Things to download
Here is a quick list of resources that I downloaded for the tutorial:
(1.) VMWare Workstation, it’ll ask you for a key but you can just used the trial version
(2.) Windows 10 VM, grab the one for VMWare
(3.) DiskCryptor v1.1, you want to grab the stable release which is under the BETA versions
(4.) diskcryptor2john Python script, save this to a text file called diskcryptor2john.py
(5.) System Rescue iso, I got the i868 version
(6.) HashCat, program for password cracking.
Other resources I used
Here are the other blogs that I used.
(1.) How to enable the bios boot in a VM check it out here.

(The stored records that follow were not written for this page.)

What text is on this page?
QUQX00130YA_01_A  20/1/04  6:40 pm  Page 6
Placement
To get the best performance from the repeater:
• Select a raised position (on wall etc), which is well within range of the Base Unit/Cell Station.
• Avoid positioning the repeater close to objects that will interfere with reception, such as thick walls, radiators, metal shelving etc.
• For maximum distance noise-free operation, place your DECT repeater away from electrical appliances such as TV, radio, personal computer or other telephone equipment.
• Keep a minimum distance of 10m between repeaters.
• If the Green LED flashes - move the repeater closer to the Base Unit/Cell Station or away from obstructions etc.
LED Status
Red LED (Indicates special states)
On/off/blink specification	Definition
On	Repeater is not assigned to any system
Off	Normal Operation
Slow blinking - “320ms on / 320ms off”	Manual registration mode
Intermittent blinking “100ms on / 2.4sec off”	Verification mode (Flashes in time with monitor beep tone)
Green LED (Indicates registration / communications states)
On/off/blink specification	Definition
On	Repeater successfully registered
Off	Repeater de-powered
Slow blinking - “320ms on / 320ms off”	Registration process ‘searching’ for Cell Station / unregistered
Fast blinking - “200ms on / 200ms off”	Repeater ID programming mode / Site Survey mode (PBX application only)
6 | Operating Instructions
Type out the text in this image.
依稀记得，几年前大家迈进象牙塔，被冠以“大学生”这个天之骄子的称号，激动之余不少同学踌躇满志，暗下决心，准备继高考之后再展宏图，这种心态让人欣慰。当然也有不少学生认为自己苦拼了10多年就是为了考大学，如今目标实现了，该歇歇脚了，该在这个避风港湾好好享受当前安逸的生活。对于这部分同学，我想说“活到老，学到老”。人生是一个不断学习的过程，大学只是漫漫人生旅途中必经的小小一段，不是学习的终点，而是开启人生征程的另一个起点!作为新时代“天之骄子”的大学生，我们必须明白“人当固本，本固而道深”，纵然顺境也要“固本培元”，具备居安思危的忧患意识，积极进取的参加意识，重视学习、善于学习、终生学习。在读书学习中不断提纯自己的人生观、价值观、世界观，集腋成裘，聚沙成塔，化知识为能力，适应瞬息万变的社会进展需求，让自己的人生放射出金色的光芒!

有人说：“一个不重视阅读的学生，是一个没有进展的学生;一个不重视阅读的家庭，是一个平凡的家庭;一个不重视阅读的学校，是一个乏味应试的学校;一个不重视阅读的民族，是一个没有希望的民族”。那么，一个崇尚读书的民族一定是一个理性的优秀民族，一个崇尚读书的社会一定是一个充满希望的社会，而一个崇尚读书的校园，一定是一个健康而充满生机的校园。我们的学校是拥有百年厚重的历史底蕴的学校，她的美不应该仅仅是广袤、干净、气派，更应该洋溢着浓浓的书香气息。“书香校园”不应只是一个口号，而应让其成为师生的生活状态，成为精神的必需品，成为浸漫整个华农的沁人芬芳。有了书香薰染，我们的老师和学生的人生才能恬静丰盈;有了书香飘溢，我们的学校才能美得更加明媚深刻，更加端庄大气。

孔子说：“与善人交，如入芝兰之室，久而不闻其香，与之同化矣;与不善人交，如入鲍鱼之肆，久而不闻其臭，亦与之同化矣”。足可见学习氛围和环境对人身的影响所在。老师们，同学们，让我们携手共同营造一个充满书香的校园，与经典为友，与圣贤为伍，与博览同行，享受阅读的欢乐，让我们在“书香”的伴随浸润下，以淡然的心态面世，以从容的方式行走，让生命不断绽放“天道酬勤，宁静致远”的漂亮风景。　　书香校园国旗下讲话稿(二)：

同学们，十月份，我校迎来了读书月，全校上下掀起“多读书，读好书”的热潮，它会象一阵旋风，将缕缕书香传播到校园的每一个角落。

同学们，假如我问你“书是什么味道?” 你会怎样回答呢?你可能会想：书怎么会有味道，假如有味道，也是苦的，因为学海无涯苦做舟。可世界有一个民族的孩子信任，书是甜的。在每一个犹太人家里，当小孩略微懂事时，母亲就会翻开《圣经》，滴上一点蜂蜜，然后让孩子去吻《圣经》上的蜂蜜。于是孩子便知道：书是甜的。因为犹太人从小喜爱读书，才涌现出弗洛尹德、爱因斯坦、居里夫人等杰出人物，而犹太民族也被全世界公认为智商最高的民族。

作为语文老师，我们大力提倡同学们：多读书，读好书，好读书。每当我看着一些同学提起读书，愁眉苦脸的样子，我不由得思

The command you want to add to the VM’s .vmx is Add bios.forceSetupOnce = “TRUE”
(2.) To enable a shared file between the host and VM check this blog
(3.) How to use HashCat in a quick guide created by LaconicWolf
(4.) HashCat hash types, this is how I identified the -m option
(5.) Password cracking time estimation, pretty basic but proves a point
(6.) ACSC mitigations for ransomware, great resource for anyone to read over.
Command line help
Within the system rescue iso to view the drives run;
fsarchiver probe simple
To mount the shared network drive once it’s set up run;
/usr/bin/mount -t cifs //[YOUR HOSTNAME]/Downloads /mnt/shared
Then to copy the Python script across;
cp shared/diskcryptor2john.py /usr/bin/
Find the drive you want to run the script against from fsarchiver and then run;
/usr/bin/diskcryptor2john.py /dev/sda1 » shared/dcrypt-hashes.txt
Then open a command line in Windows in the directory of HashCat executable and run;
hashcat.exe -a 0 -m 20011 C:<your path to the hashes>\dcrypt-hashes.txt example.dict -O
If the password is cracked it will show in the console.
This task took me a while to figure out so I’m not going to explain it here. If you know enough the commands should be enough. Otherwise you will just have to watch me fumble around in the video.